今日の不安定な世界において、細部まで配慮された書体は不可欠な存在です。

Phil Garnham, Executive Creative Director at Monotype

Monotypeは、鋼線の加工およびコーティング技術において世界をリードする Bekaert のために、2種類のカスタム書体をデザインしました。大胆で現代的なこのデザインは、同社の長い歴史と産業的な遺産を表現しています。この書体は、Interbrandが主導するBekaertの全社的なリブランディングの中核を成しており、「安全、スマート、サステナブル」という価値のもと、私たちの暮らしと移動のあり方を形づくるリーディングパートナーを目指す同社のビジョンを支えるために設計されました。 

課題. 

Bekaertは140年以上にわたる先駆的な歴史を持つ企業です。創業者の Leo Leander Bekaertは、ベルギーのツウェーフェヘムで、手に負えない放牧牛を囲い込みたい農家のために、有刺鉄線を使った小さな事業を立ち上げました。
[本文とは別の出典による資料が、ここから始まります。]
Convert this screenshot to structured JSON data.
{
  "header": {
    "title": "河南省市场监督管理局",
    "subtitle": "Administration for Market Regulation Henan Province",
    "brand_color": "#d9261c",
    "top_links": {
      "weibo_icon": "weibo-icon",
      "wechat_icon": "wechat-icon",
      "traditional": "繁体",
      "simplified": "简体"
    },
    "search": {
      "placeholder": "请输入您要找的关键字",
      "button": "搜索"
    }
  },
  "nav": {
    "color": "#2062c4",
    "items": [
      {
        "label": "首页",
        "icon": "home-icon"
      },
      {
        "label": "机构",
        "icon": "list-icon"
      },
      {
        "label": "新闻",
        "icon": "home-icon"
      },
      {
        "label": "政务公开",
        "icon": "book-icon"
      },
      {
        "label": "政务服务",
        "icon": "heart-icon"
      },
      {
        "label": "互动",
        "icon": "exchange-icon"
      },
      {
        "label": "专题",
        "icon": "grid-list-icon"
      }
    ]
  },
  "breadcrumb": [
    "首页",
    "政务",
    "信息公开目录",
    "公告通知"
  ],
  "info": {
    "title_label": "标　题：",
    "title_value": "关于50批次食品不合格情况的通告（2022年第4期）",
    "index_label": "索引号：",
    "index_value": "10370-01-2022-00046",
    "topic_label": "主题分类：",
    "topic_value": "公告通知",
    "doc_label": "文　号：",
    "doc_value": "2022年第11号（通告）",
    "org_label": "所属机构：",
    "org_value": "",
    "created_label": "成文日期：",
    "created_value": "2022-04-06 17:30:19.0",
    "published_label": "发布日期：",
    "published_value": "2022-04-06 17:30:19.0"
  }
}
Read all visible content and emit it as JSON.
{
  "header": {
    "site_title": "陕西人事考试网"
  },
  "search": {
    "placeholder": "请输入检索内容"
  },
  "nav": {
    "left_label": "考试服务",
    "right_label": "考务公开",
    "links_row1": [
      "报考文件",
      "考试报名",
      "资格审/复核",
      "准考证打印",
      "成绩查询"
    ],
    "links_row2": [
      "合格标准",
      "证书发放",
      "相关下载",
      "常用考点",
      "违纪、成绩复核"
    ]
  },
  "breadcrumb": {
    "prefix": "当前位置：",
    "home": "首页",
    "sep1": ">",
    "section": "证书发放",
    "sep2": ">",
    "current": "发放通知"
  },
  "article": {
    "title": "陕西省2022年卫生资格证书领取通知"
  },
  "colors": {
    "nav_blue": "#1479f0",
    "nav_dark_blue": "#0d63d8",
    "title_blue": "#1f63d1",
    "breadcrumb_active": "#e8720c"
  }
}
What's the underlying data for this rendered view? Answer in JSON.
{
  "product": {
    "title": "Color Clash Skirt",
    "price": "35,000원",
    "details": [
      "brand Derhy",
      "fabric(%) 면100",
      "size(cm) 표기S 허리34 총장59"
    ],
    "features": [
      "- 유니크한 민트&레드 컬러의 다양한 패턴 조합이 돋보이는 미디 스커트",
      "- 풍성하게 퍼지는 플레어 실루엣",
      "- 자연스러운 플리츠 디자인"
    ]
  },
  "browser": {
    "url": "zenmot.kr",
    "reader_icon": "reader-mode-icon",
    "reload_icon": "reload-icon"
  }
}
それ以来、Bekaertは世界規模で事業を拡大し、現在では鉄鋼分野にとどまらず、新素材や革新的なサービスを用いたソリューションを創出し、ニューモビリティ、低炭素建設、グリーンエネルギーといった市場に対応しています。Bekaertのソリューションは、斜張橋や自動車タイヤから、シャンパンのコルクケージ、水素製造用の電解装置まで、あらゆる分野で活用されています。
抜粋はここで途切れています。